Three MPC members preferred a 75bp increase, while two preferred a 100bp rise.
Weighing the threat of higher inflation brought on by higher energy costs against the corrosive effects of load shedding on economic growth, the MPC opted to prioritise the inflation threat.
Inflation hit a 13-year high of 7.8% in July before easing to 7.6% in August. That modest reduction did little to mollify the MPC, which opted for an aggressive jump in the repo rate to bring consumer inflation within its 3% to 6% target range.
The graph below explains the problem the MPC must solve. Consumer inflation (the blue line) breached the upper target range of 6% in the second quarter of 2022, and is likely to remain outside the range until the middle of 2023, when food and fuel inflation is expected to moderate. The primary tool used to cool inflation is the repo rate (in green), and it’s been a losing battle as consumer price increases veered dangerously close to 8%.
Inflation vs repo rate
The latest increase in the repo rate follows another 75-basis point increase in July, which took the rate to 5.5%, when energy prices shot up in response to the war in Ukraine, while local electricity and other administered price increases were perceived to present short- to medium-term risks.
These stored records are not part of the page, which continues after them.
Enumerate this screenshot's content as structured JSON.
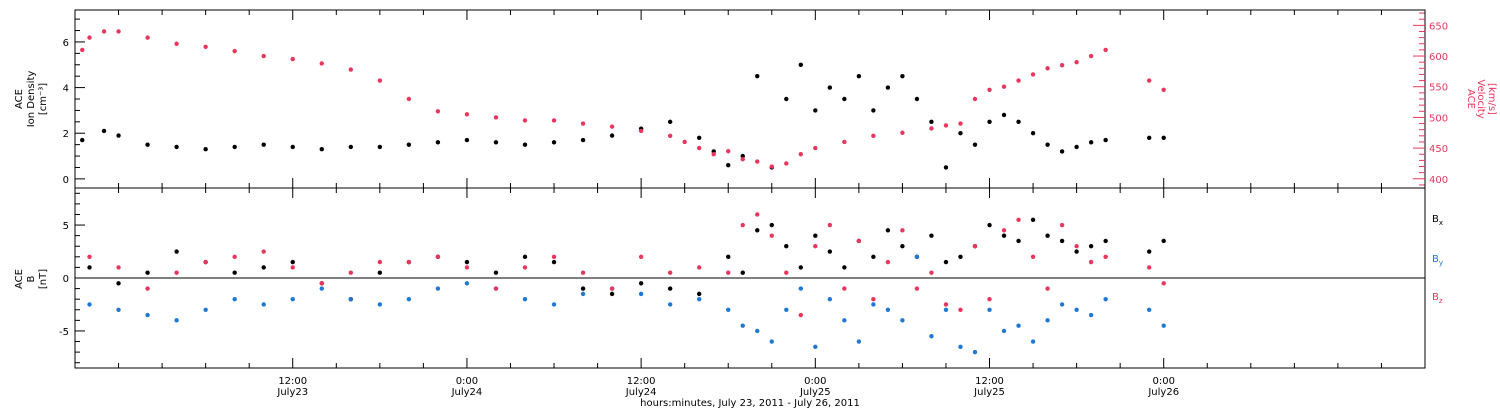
{
  "figure": {
    "xlabel": "hours:minutes, July 23, 2011 - July 26, 2011"
  },
  "colors": {
    "black": "#000000",
    "pink": "#e8365d",
    "blue": "#1f78d1"
  },
  "chart_data": [
    {
      "type": "scatter",
      "xlim_hours": [
        -3,
        90
      ],
      "x_ticks": [
        {
          "hour": 12,
          "time": "12:00",
          "day": "July23"
        },
        {
          "hour": 24,
          "time": "0:00",
          "day": "July24"
        },
        {
          "hour": 36,
          "time": "12:00",
          "day": "July24"
        },
        {
          "hour": 48,
          "time": "0:00",
          "day": "July25"
        },
        {
          "hour": 60,
          "time": "12:00",
          "day": "July25"
        },
        {
          "hour": 72,
          "time": "0:00",
          "day": "July26"
        }
      ],
      "ylabel_left": [
        "ACE",
        "Ion Density",
        "[cm⁻³]"
      ],
      "ylim_left": [
        -0.4,
        7.4
      ],
      "yticks_left": [
        "0",
        "2",
        "4",
        "6"
      ],
      "ylabel_right": [
        "ACE",
        "Velocity",
        "[km/s]"
      ],
      "ylim_right": [
        385,
        675
      ],
      "yticks_right": [
        "400",
        "450",
        "500",
        "550",
        "600",
        "650"
      ],
      "series": [
        {
          "axis": "left",
          "color": "black",
          "x": [
            -2.5,
            -1,
            0,
            2,
            4,
            6,
            8,
            10,
            12,
            14,
            16,
            18,
            20,
            22,
            24,
            26,
            28,
            30,
            32,
            34,
            36,
            38,
            40,
            41,
            42,
            43,
            44,
            45,
            46,
            47,
            48,
            49,
            50,
            51,
            52,
            53,
            54,
            55,
            56,
            57,
            58,
            59,
            60,
            61,
            62,
            63,
            64,
            65,
            66,
            67,
            68,
            71,
            72
          ],
          "y": [
            1.7,
            2.1,
            1.9,
            1.5,
            1.4,
            1.3,
            1.4,
            1.5,
            1.4,
            1.3,
            1.4,
            1.4,
            1.5,
            1.6,
            1.7,
            1.6,
            1.5,
            1.6,
            1.7,
            1.9,
            2.2,
            2.5,
            1.8,
            1.2,
            0.6,
            1.0,
            4.5,
            0.5,
            3.5,
            5.0,
            3.0,
            4.0,
            3.5,
            4.5,
            3.0,
            4.0,
            4.5,
            3.5,
            2.5,
            0.5,
            2.0,
            1.5,
            2.5,
            2.8,
            2.5,
            2.0,
            1.5,
            1.2,
            1.4,
            1.6,
            1.7,
            1.8,
            1.8
          ]
        },
        {
          "axis": "right",
          "color": "pink",
          "x": [
            -2.5,
            -2,
            -1,
            0,
            2,
            4,
            6,
            8,
            10,
            12,
            14,
            16,
            18,
            20,
            22,
            24,
            26,
            28,
            30,
            32,
            34,
            36,
            38,
            39,
            40,
            41,
            42,
            43,
            44,
            45,
            46,
            47,
            48,
            50,
            52,
            54,
            56,
            57,
            58,
            59,
            60,
            61,
            62,
            63,
            64,
            65,
            66,
            67,
            68,
            71,
            72
          ],
          "y": [
            610,
            630,
            640,
            640,
            630,
            620,
            615,
            608,
            600,
            595,
            588,
            578,
            560,
            530,
            510,
            505,
            500,
            495,
            495,
            490,
            485,
            478,
            470,
            460,
            450,
            440,
            445,
            432,
            428,
            420,
            425,
            440,
            450,
            460,
            470,
            475,
            482,
            487,
            490,
            530,
            545,
            550,
            560,
            570,
            580,
            585,
            590,
            600,
            610,
            560,
            545
          ]
        }
      ]
    },
    {
      "type": "scatter",
      "xlim_hours": [
        -3,
        90
      ],
      "ylabel_left": [
        "ACE",
        "B",
        "[nT]"
      ],
      "ylim": [
        -8.5,
        8.5
      ],
      "yticks": [
        "-5",
        "0",
        "5"
      ],
      "legend": [
        "Bx",
        "By",
        "Bz"
      ],
      "series": [
        {
          "name": "Bx",
          "color": "black",
          "x": [
            -2,
            0,
            2,
            4,
            6,
            8,
            10,
            12,
            14,
            16,
            18,
            20,
            22,
            24,
            26,
            28,
            30,
            32,
            34,
            36,
            38,
            40,
            42,
            43,
            44,
            45,
            46,
            47,
            48,
            49,
            50,
            51,
            52,
            53,
            54,
            55,
            56,
            57,
            58,
            59,
            60,
            61,
            62,
            63,
            64,
            65,
            66,
            67,
            68,
            71,
            72
          ],
          "y": [
            1.0,
            -0.5,
            0.5,
            2.5,
            1.5,
            0.5,
            1.0,
            1.5,
            -0.5,
            -2.0,
            0.5,
            1.5,
            2.0,
            1.5,
            0.5,
            2.0,
            1.5,
            -1.0,
            -1.5,
            -0.5,
            -1.0,
            -1.5,
            2.0,
            0.5,
            4.5,
            5.0,
            3.0,
            1.0,
            4.0,
            2.5,
            1.0,
            3.5,
            2.0,
            4.5,
            3.0,
            2.0,
            4.0,
            1.5,
            2.0,
            3.0,
            5.0,
            4.0,
            3.5,
            5.5,
            4.0,
            3.5,
            2.5,
            3.0,
            3.5,
            2.5,
            3.5
          ]
        },
        {
          "name": "By",
          "color": "blue",
          "x": [
            -2,
            0,
            2,
            4,
            6,
            8,
            10,
            12,
            14,
            16,
            18,
            20,
            22,
            24,
            26,
            28,
            30,
            32,
            34,
            36,
            38,
            40,
            42,
            43,
            44,
            45,
            46,
            47,
            48,
            49,
            50,
            51,
            52,
            53,
            54,
            55,
            56,
            57,
            58,
            59,
            60,
            61,
            62,
            63,
            64,
            65,
            66,
            67,
            68,
            71,
            72
          ],
          "y": [
            -2.5,
            -3.0,
            -3.5,
            -4.0,
            -3.0,
            -2.0,
            -2.5,
            -2.0,
            -1.0,
            -2.0,
            -2.5,
            -2.0,
            -1.0,
            -0.5,
            -1.0,
            -2.0,
            -2.5,
            -1.5,
            -1.0,
            -1.5,
            -2.5,
            -2.0,
            -3.0,
            -4.5,
            -5.0,
            -6.0,
            -3.0,
            -1.0,
            -6.5,
            -2.0,
            -4.0,
            -6.0,
            -2.5,
            -3.0,
            -4.0,
            2.0,
            -5.5,
            -3.0,
            -6.5,
            -7.0,
            -3.0,
            -5.0,
            -4.5,
            -6.0,
            -4.0,
            -2.5,
            -3.0,
            -3.5,
            -2.0,
            -3.0,
            -4.5
          ]
        },
        {
          "name": "Bz",
          "color": "pink",
          "x": [
            -2,
            0,
            2,
            4,
            6,
            8,
            10,
            12,
            14,
            16,
            18,
            20,
            22,
            24,
            26,
            28,
            30,
            32,
            34,
            36,
            38,
            40,
            42,
            43,
            44,
            45,
            46,
            47,
            48,
            49,
            50,
            51,
            52,
            53,
            54,
            55,
            56,
            57,
            58,
            59,
            60,
            61,
            62,
            63,
            64,
            65,
            66,
            67,
            68,
            71,
            72
          ],
          "y": [
            2.0,
            1.0,
            -1.0,
            0.5,
            1.5,
            2.0,
            2.5,
            1.0,
            -0.5,
            0.5,
            1.5,
            1.5,
            2.0,
            1.0,
            -1.0,
            1.0,
            2.0,
            0.5,
            -1.0,
            2.0,
            0.5,
            1.0,
            0.5,
            5.0,
            6.0,
            4.0,
            0.5,
            -3.5,
            3.0,
            5.0,
            -1.0,
            3.5,
            -2.0,
            1.5,
            4.5,
            -1.0,
            0.5,
            -2.5,
            -3.0,
            3.0,
            -2.0,
            4.5,
            5.5,
            2.0,
            -1.0,
            5.0,
            3.0,
            1.5,
            2.0,
            1.0,
            -0.5
          ]
        }
      ]
    }
  ]
}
In a note to clients this week, Capital Economics warned that the recent re-intensification of load shedding and soaring cost of living will weigh on the economy over the coming months.
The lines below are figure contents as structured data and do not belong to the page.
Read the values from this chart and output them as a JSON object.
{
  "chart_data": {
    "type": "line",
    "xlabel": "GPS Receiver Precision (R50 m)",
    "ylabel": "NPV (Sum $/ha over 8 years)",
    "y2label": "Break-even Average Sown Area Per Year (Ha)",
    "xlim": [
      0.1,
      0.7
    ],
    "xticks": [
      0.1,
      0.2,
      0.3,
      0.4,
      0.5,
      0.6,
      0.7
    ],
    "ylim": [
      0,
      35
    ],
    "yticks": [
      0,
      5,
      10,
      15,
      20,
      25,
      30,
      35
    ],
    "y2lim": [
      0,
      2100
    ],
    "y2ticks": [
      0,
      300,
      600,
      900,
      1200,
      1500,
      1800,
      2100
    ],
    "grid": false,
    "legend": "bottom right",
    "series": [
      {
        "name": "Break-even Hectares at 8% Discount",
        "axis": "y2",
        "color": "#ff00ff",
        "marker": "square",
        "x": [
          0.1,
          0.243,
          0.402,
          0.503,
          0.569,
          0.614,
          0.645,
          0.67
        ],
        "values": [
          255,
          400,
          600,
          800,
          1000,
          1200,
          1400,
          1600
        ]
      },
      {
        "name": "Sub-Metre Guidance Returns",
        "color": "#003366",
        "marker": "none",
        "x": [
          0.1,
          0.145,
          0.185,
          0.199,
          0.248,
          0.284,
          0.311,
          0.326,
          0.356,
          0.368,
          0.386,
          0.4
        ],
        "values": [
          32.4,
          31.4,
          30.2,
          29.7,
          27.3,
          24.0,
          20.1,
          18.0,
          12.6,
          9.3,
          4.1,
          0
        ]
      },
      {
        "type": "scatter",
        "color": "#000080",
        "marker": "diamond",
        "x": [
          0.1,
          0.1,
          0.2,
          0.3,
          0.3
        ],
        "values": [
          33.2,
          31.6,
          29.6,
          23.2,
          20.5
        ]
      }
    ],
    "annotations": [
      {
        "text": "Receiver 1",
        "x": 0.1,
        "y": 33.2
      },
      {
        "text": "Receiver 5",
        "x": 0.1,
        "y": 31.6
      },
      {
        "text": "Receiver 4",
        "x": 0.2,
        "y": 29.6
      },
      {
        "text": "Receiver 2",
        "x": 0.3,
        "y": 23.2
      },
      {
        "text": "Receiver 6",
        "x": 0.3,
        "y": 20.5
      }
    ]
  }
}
“…austerity is likely to remain order of the day, further adding to headwinds facing domestic demand. At the same time, external tailwinds will probably fade as the global economy slows. Our forecast for GDP to expand by just 1.8% in 2022 is below the consensus.”
Also weighing on the MPC’s decision was the trajectory of the rand, which traded at R17.60 on Thursday, and appeared poised to challenge its all-time low around R19 to the US dollar, a level reached in May 2020.
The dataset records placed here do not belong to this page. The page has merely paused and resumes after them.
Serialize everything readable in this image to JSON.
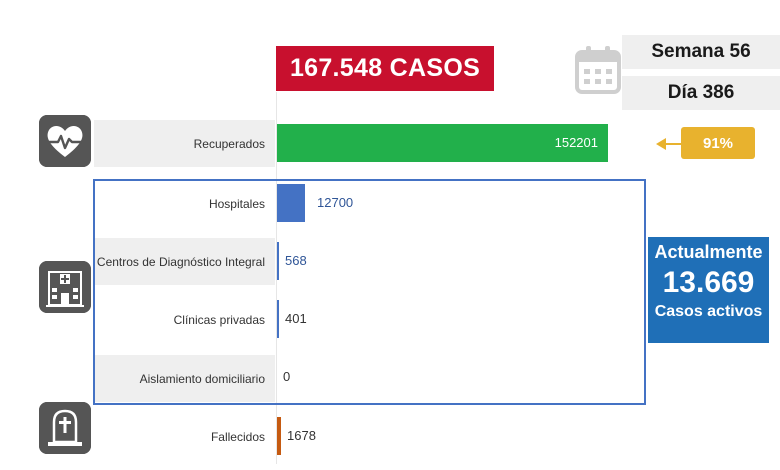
{
  "header": {
    "total_cases": "167.548 CASOS",
    "week": "Semana 56",
    "day": "Día 386"
  },
  "recovered_percent": {
    "label": "91%",
    "color": "#e8b22e"
  },
  "active_cases": {
    "line1": "Actualmente",
    "value": "13.669",
    "line3": "Casos activos",
    "color": "#1f6fb7"
  },
  "icons": {
    "calendar": "calendar-icon",
    "recovered": "heart-pulse-icon",
    "facilities": "hospital-building-icon",
    "deceased": "tombstone-icon"
  },
  "chart_data": {
    "type": "bar",
    "orientation": "horizontal",
    "title": "",
    "xlabel": "",
    "ylabel": "",
    "categories": [
      "Recuperados",
      "Hospitales",
      "Centros de Diagnóstico Integral",
      "Clínicas privadas",
      "Aislamiento domiciliario",
      "Fallecidos"
    ],
    "values": [
      152201,
      12700,
      568,
      401,
      0,
      1678
    ],
    "value_labels": [
      "152201",
      "12700",
      "568",
      "401",
      "0",
      "1678"
    ],
    "bar_colors": [
      "#22b04b",
      "#4472c4",
      "#4472c4",
      "#4472c4",
      "#4472c4",
      "#c55a11"
    ],
    "xlim": [
      0,
      167548
    ],
    "grid": false,
    "legend": "none"
  }
}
The increase in rates is expected to cause pain across the economy.
The prime lending rate is likely to bump from 9% to 9.75%, with mortgage and credit rates squeezing already-beleaguered consumers. That should start to throttle demand for credit, which has already shown signs of plateauing over the last three months, according to Reserve Bank data.
The latest increase in interest rates returns SA to pre-Covid levels, but this time with galloping inflation and countrywide load shedding. Inflation bottomed at 2.1% in June 2020 due to the sharp decline in oil prices and lowering of interest rates to 3.5%, its lowest in decades.